Лапетеус с удовлетворением обнаружил, что среди гостей, кроме него, из министерства никого не было. По крайней мере не будет напрасных разговоров.

Прежде всего Реэт показала ему дом. Они вдвоем ходили из комнаты в комнату, остальные гости явно были здесь не впервые.

— Хорошо, что вы пришли, — тараторила Реэт. — Чудесно. Я ждала вас и боялась, что вы не придете.

— Министр попросил меня перенести поездку, — хладнокровно и неожиданно для самого себя соврал Лапетеус.

— И что только делал бы хозяин, если бы вас вдруг куда-нибудь перевели. Нет, нет, это может случиться. С любым, и с вами тоже. Он остался бы без ног и без рук.

— Вы преувеличиваете… — Лапетеус не знал, как обратиться к собеседнице.

— Говорите мне просто Реэт.

— Спасибо.

— Пройдемте сюда, вправо. Я покажу вам комнаты и на втором этаже.

Реэт поднималась впереди него. Перед глазами Лапетеуса мелькали крепкие стройные икры. Из-под края юбки виднелось кружево белья.
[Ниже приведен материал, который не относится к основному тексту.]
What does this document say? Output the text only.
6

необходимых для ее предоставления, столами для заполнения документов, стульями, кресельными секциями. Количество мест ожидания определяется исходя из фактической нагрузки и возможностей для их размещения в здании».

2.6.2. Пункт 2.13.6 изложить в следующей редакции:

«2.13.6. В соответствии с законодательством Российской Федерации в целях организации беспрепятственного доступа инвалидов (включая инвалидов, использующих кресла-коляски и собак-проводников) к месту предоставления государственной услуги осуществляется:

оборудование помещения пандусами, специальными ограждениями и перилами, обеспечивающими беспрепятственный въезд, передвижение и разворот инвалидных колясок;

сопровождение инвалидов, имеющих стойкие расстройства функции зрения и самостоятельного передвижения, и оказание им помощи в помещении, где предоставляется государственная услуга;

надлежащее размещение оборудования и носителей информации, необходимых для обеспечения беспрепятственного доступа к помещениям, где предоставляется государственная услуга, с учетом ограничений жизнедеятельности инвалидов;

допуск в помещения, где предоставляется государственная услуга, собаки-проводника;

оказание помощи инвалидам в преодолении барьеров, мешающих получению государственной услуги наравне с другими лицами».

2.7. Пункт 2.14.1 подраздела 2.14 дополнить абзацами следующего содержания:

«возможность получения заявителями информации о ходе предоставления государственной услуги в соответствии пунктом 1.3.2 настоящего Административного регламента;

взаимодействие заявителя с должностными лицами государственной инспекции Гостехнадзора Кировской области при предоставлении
Лестница привела в довольно просторное помещение, которому Лапетеус не смог подобрать названия. Стенная полка с книгами, кресло, низкий столик и торшер. Две двери, выкрашенные в сиренево-лиловый цвет. Гармонично и своеобразно.

— Прошу, пойдемте дальше.

Она распахнула одну из сиреневых дверей и просто сказала:

— Я сплю здесь.

Широкая низкая кушетка. Широкий, туалетный столик. Широкий с отделкой из дорогой фанеры четырехстворчатый платяной шкаф. Тумбочки. Еще одна дверь, также отделанная высококачественной фанерой. Над кушеткой и рядом с зеркалом — настенные лампы с сиренево-лиловыми абажурами. На стенах две акварели нежных тонов. Просторное, необычно просторное окно в сад.

— Ваш дом пробуждает пережитки. Я думал, что во мне нет и грамма частного собственника, но такой дом и я хотел бы иметь.

— Не теряйте революционной бдительности, — мягко и дразняще засмеялась Реэт, и Лапетеус увидел у нее в глазах желтые точечки. — Между прочим, мы были вынуждены его построить. Во время войны дом моих родителей сгорел дотла. До сих пор я жила у родных. Без прописки. Их квартира так мала, что меня туда не прописывали.

Осматривая комнаты, по которым его водила Реэт, Лапетеус прикидывал, что такой дом обошелся в копеечку. Все здесь нравилось ему. И то, что дом построен из силикатного кирпича. Последнее особенно. То ли потому, что Силларт работала в их министерстве или по другой причине, но Лапетеус предполагал, что дом деревянный. Он похвалил расположение комнат, обилие стенных шкафов, просторную кухню со стенами, покрытыми кафелем, ванну, наполовину утопленную в пол, камин из керамического кирпича, внутреннюю лестницу из ясеня и сиренево-лиловые двери на втором этаже.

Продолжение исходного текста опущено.